次いで、側にあった改良したホワイトラビットを一滴コーヒーに入れて飲み干したシキが研究室を出ようとしていたので必死に引き止める。


「ちょっと、どこに行くの??」

「私、行かないと。」

「だからどこに?!?!」

「ごめんなさい、言えません。」


まるで追い詰められているようなシキの表情。
私が来た時まではいつも通りだったから…もしかして…

私は先程渡したばかりの手紙を手に取った。

その間にシキは私の手をすり抜けて研究室を走り出ていく。


「ちょ、シキ待ちなさ、ッ〜〜〜っっっ。」


シキを追いかけようとしたが、机の角に足の小指をぶつけて声にならない声があがり、その場に蹲る。
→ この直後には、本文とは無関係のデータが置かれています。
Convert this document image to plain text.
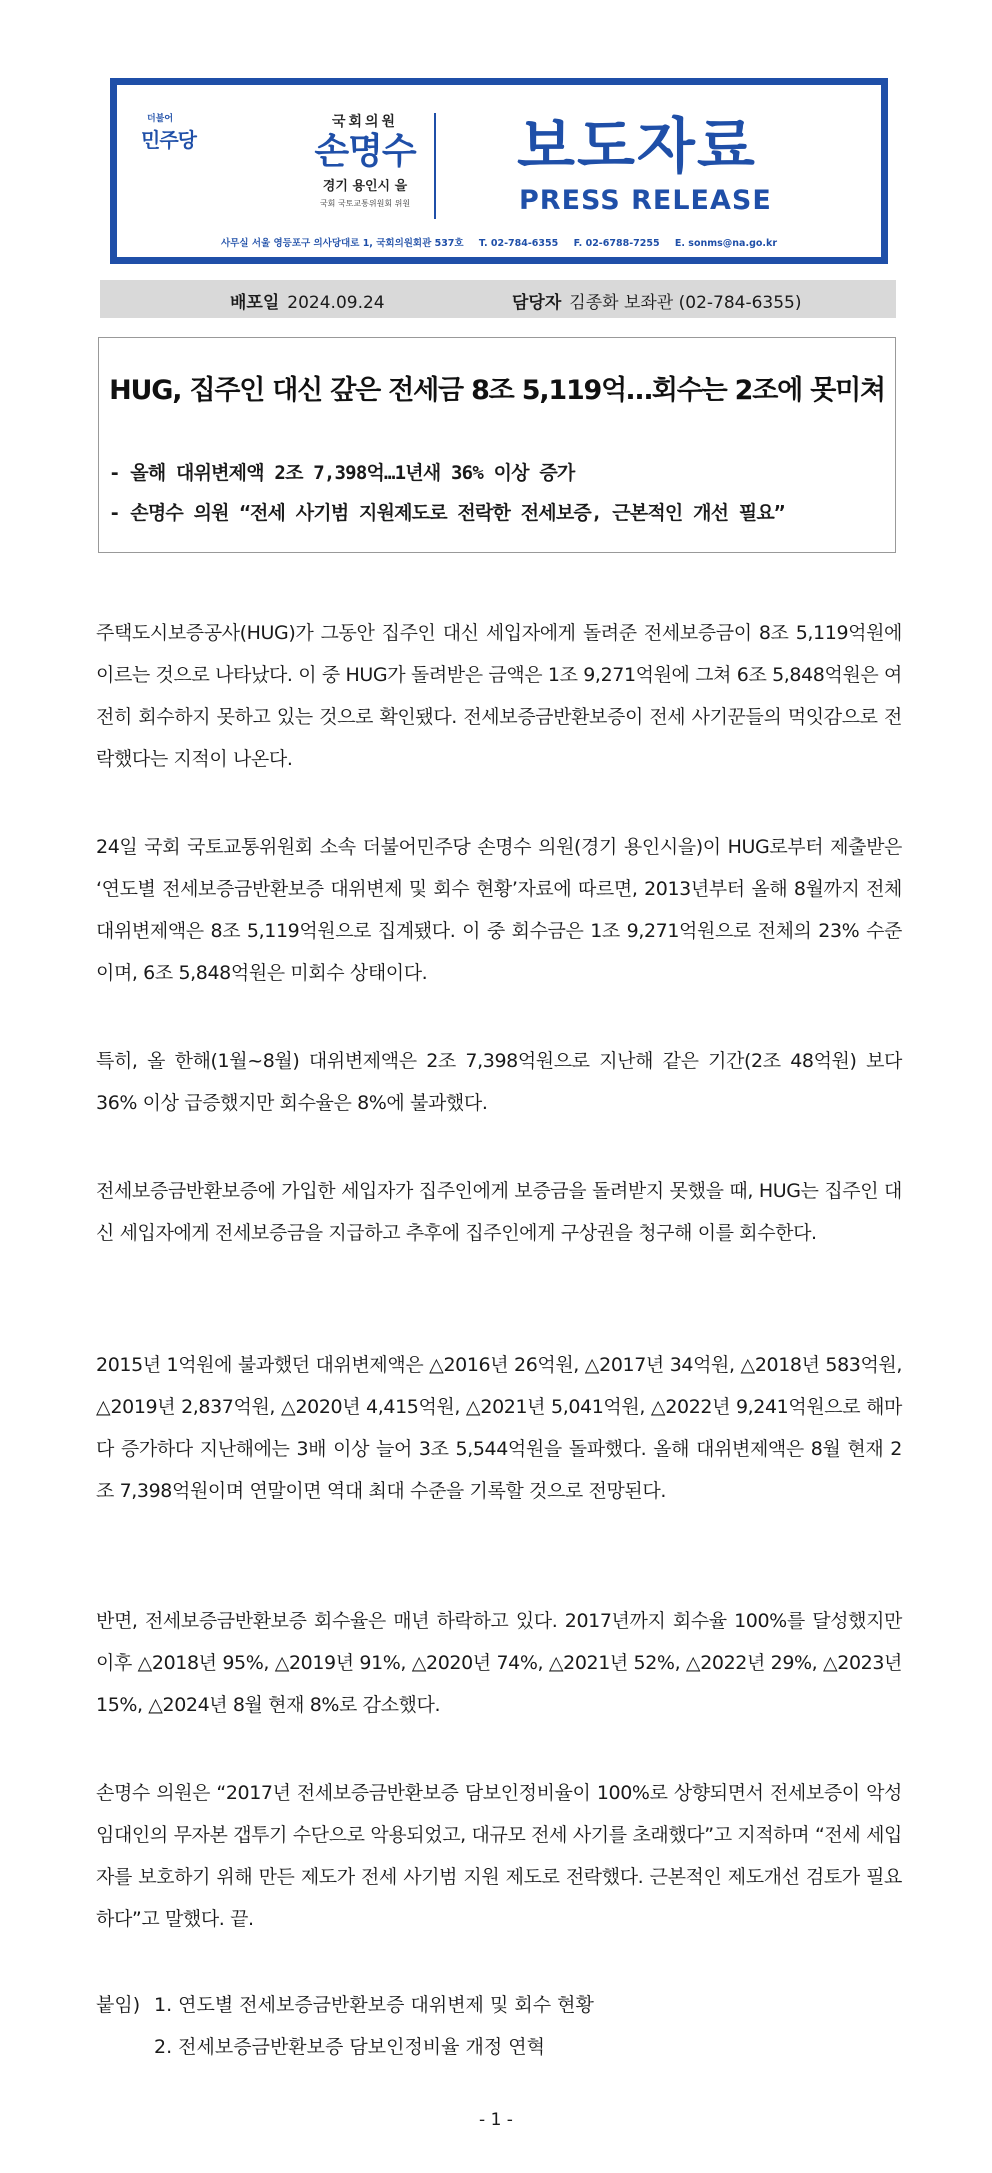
더불어
민주당
국회의원
손명수
경기 용인시 을
국회 국토교통위원회 위원
보도자료
PRESS RELEASE
사무실 서울 영등포구 의사당대로 1, 국회의원회관 537호 T. 02-784-6355 F. 02-6788-7255 E. sonms@na.go.kr
배포일 2024.09.24	담당자 김종화 보좌관 (02-784-6355)
HUG, 집주인 대신 갚은 전세금 8조 5,119억…회수는 2조에 못미쳐
- 올해 대위변제액 2조 7,398억…1년새 36% 이상 증가
- 손명수 의원 “전세 사기범 지원제도로 전락한 전세보증, 근본적인 개선 필요”
주택도시보증공사(HUG)가 그동안 집주인 대신 세입자에게 돌려준 전세보증금이 8조 5,119억원에 이르는 것으로 나타났다. 이 중 HUG가 돌려받은 금액은 1조 9,271억원에 그쳐 6조 5,848억원은 여전히 회수하지 못하고 있는 것으로 확인됐다. 전세보증금반환보증이 전세 사기꾼들의 먹잇감으로 전락했다는 지적이 나온다.
24일 국회 국토교통위원회 소속 더불어민주당 손명수 의원(경기 용인시을)이 HUG로부터 제출받은 ‘연도별 전세보증금반환보증 대위변제 및 회수 현황’자료에 따르면, 2013년부터 올해 8월까지 전체 대위변제액은 8조 5,119억원으로 집계됐다. 이 중 회수금은 1조 9,271억원으로 전체의 23% 수준이며, 6조 5,848억원은 미회수 상태이다.
특히, 올 한해(1월~8월) 대위변제액은 2조 7,398억원으로 지난해 같은 기간(2조 48억원) 보다 36% 이상 급증했지만 회수율은 8%에 불과했다.
전세보증금반환보증에 가입한 세입자가 집주인에게 보증금을 돌려받지 못했을 때, HUG는 집주인 대신 세입자에게 전세보증금을 지급하고 추후에 집주인에게 구상권을 청구해 이를 회수한다.
2015년 1억원에 불과했던 대위변제액은 △2016년 26억원, △2017년 34억원, △2018년 583억원, △2019년 2,837억원, △2020년 4,415억원, △2021년 5,041억원, △2022년 9,241억원으로 해마다 증가하다 지난해에는 3배 이상 늘어 3조 5,544억원을 돌파했다. 올해 대위변제액은 8월 현재 2조 7,398억원이며 연말이면 역대 최대 수준을 기록할 것으로 전망된다.
반면, 전세보증금반환보증 회수율은 매년 하락하고 있다. 2017년까지 회수율 100%를 달성했지만 이후 △2018년 95%, △2019년 91%, △2020년 74%, △2021년 52%, △2022년 29%, △2023년 15%, △2024년 8월 현재 8%로 감소했다.
손명수 의원은 “2017년 전세보증금반환보증 담보인정비율이 100%로 상향되면서 전세보증이 악성 임대인의 무자본 갭투기 수단으로 악용되었고, 대규모 전세 사기를 초래했다”고 지적하며 “전세 세입자를 보호하기 위해 만든 제도가 전세 사기범 지원 제도로 전락했다. 근본적인 제도개선 검토가 필요하다”고 말했다. 끝.
붙임) 1. 연도별 전세보증금반환보증 대위변제 및 회수 현황
2. 전세보증금반환보증 담보인정비율 개정 연혁
- 1 -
周りの研究者が無事かと寄って来る中、私はその蹲った状態で手に持っていた手紙を読んだ。


その手紙には『私と一番よく会っていた場所で待っているわね。』という一言しか書いていなかったが、文末にエレーナという差出人の名前が書いてあることに驚愕した。

エレーナとは確かシキを監禁してアリスを作らせ、そしてそのアリスでテロを起こした人物の名前ではなかったか。
あの時期は散々新聞にこの名前が載っていた覚えがある。

そしてここからはトップシークレットでは知らされていない人の方が多いが、私の記憶が正しければそのエレーナはシキに殺されていたはずだ…。


「私ブラックホークの執務室に行ってくるわ。皆は交代で休憩を取りつつ、クイーンをもう少し多く作っていて!」


わかりました、と頷く研究者達の脇をすり抜けて、私はクイーンをシキのようにポケットに突っ込むと彼の執務室へ急いだ。


しかし、

「邪魔はさせません。」


執務室へ向かっている途中、ふと男の声が聞こえたと思った次の瞬間、私は後頭部に衝撃を感じてその場で気を失った。